By GREG ANSLEY
SYDNEY - Jayne Craike watched in agonised suspense as manager Rachel Bird plunged her hand into a basket in search of a ball that could kick-start the Auckland rider towards a Paralympic medal.
Muttering a silent prayer, she picked one - and gave Craike one of Australia's top horses to ride in the equestrian events, which begin next Tuesday.
Auckland rider Craike, who won silver at last year's world championships in Denmark and was placed fifth at the Atlanta Paralympics, will compete on Neverselde Samonienen, a 17-year-old purebred selected for the European dressage championships.
Craike will call it by its stable name, Sammy.
After a gentle getting-to-know-you session, she started a progressive build-up programme yesterday.
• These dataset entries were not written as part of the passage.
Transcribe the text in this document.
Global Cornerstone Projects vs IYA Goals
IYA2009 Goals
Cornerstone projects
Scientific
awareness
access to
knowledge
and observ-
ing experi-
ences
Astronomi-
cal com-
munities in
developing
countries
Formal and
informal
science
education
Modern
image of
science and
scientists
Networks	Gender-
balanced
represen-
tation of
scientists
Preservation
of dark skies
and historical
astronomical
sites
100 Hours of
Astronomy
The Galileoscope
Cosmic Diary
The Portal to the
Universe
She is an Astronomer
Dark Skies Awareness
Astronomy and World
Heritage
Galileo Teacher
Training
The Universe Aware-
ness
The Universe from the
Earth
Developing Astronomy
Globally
With her was owner June Bruce, whose husband, Maurice, is an international rider. Behind her was one of the worst nailbiting sessions of her life.
Because of cost and quarantine restrictions, riders do not take their own horses to the Paralympics, instead drawing from a pool of local mounts first by country, then by competitor.
Everyone knows which are the best horses - and the ones to avoid.
Bird's first draw placed New Zealand sixth in line and the pair had to wait, white-knuckled, as horse after horse was selected.
"I was shaking like a leaf," Bird said, "and then I pulled the ball out and saw it was [Sammy] and thought, 'oh my God, we've done it."'
A good horse who knows the moves that are required and which performs well, is a major plus at the level of competition at which Craike is competing.
But much will now depend on how well rider and horse get on.
"It's very much a mind game," Craike said. "You have to be be flexible and have the confidence to allow the horse to move the way it wants to.
"You can't jump on it and say 'I ride this way.' You have to be sensitive."
Craike has already been working with different horses in the build-up to the Paralympics and will train on Sammy with June Bruce at hand to let her know when the horse can be pushed.
Neverselde Samonienen was out of prodigious European sire Konisberg. In 1994, she was scheduled to compete at the European championships. She was injured before competition, but recovered to later win the Volvo Cup Pacific League. The Bruces retired her from able-bodied compeition last year.